Poetry:
I got a copy of Crystallography at a good price from Unity Books. ‘Crystallography’ means the study of crystals, but also, taken literally, ‘lucid writing.’ The book exists in the intersection of poetry and science, exploring the relationship between language and crystals – looking at language as a crystal, a space in which the chaos of individual parts align to expose a perfect formation of structure. As Bök himself says, ‘a word is a bit of crystal in formation,’ suggesting there is a space in which words, like crystals, can resonate pure form.

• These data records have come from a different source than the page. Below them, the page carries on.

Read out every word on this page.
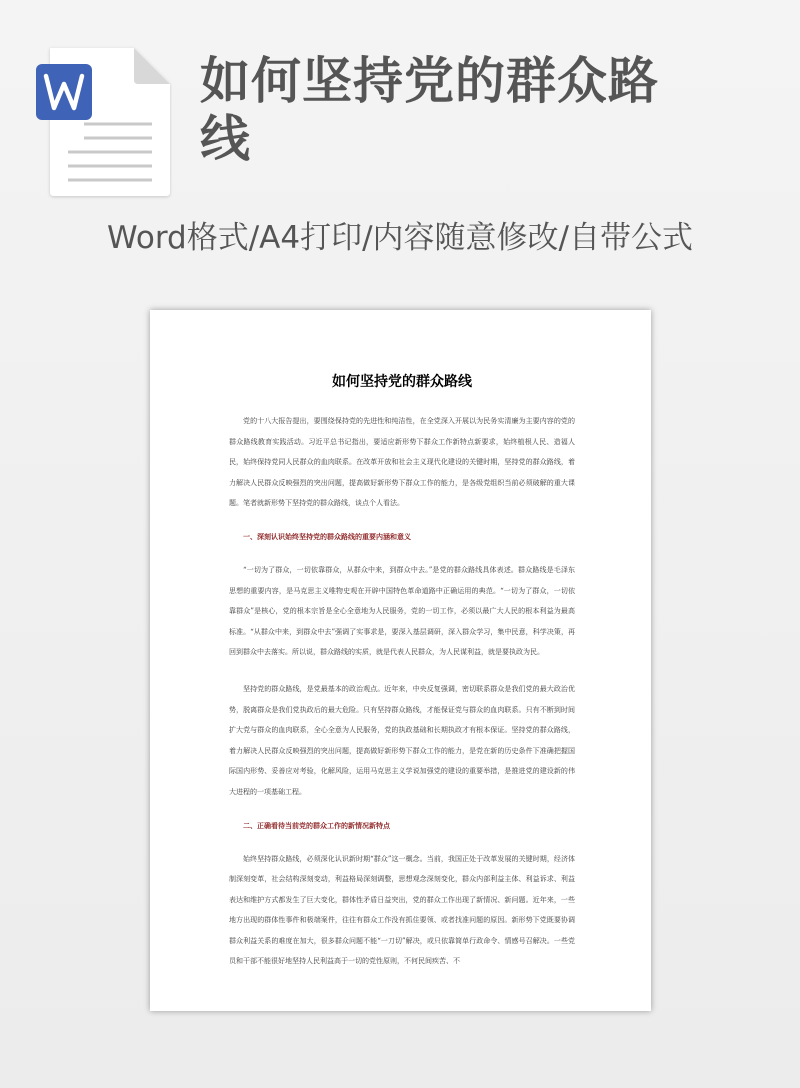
如何坚持党的群众路线

Word格式/A4打印/内容随意修改/自带公式

如何坚持党的群众路线

党的十八大报告提出，要围绕保持党的先进性和纯洁性，在全党深入开展以为民务实清廉为主要内容的党的群众路线教育实践活动。习近平总书记指出，要适应新形势下群众工作新特点新要求，始终植根人民、造福人民，始终保持党同人民群众的血肉联系。在改革开放和社会主义现代化建设的关键时期，坚持党的群众路线，着力解决人民群众反映强烈的突出问题，提高做好新形势下群众工作的能力，是各级党组织当前必须破解的重大课题。笔者就新形势下坚持党的群众路线，谈点个人看法。

一、深刻认识始终坚持党的群众路线的重要内涵和意义

“一切为了群众，一切依靠群众，从群众中来，到群众中去。”是党的群众路线具体表述。群众路线是毛泽东思想的重要内容，是马克思主义唯物史观在开辟中国特色革命道路中正确运用的典范。“一切为了群众，一切依靠群众”是核心，党的根本宗旨是全心全意地为人民服务，党的一切工作，必须以最广大人民的根本利益为最高标准。“从群众中来，到群众中去”强调了实事求是，要深入基层调研，深入群众学习，集中民意，科学决策，再回到群众中去落实。所以说，群众路线的实质，就是代表人民群众，为人民谋利益，就是要执政为民。

坚持党的群众路线，是党最基本的政治观点。近年来，中央反复强调，密切联系群众是我们党的最大政治优势，脱离群众是我们党执政后的最大危险。只有坚持群众路线，才能保证党与群众的血肉联系。只有不断到时间扩大党与群众的血肉联系，全心全意为人民服务，党的执政基础和长期执政才有根本保证。坚持党的群众路线，着力解决人民群众反映强烈的突出问题，提高做好新形势下群众工作的能力，是党在新的历史条件下准确把握国际国内形势、妥善应对考验，化解风险，运用马克思主义学说加强党的建设的重要举措，是推进党的建设新的伟大进程的一项基础工程。

二、正确看待当前党的群众工作的新情况新特点

始终坚持群众路线，必须深化认识新时期“群众”这一概念。当前，我国正处于改革发展的关键时期，经济体制深刻变革，社会结构深刻变动，利益格局深刻调整，思想观念深刻变化，群众内部利益主体、利益诉求、利益表达和维护方式都发生了巨大变化，群体性矛盾日益突出，党的群众工作出现了新情况、新问题。近年来，一些地方出现的群体性事件和极端案件，往往有群众工作没有抓住要领、或者找准问题的原因。新形势下党既要协调群众利益关系的难度在加大，很多群众问题不能“一刀切”解决，或只依靠简单行政命令、情感号召解决。一些党员和干部不能很好地坚持人民利益高于一切的党性原则，不何民间疾苦、不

Nox is an epitaph in the form of a book, a facsimile of a handmade book Anne Carson wrote and created after the death of her brother. The poem describes coming to terms with his loss through the lens of her translation of Poem 101 by Catullus “for his brother who died in the Troad.” Nox is a work of poetry, but arrives as a fascinating and unique physical object. Carson pasted old letters, family photos, collages and sketches on pages. The poems, typed on a computer, were added to this illustrated “book” creating a visual and reading experience so amazing as to open up our concept of poetry.
Cultural/literary Crit:
My Mother Was a Computer explores how the impact of code on everyday life has become comparable to that of speech and writing: as language and code have grown more entangled, the lines that once separated humans from machines, analog from digital, and old technologies from new ones have become blurred.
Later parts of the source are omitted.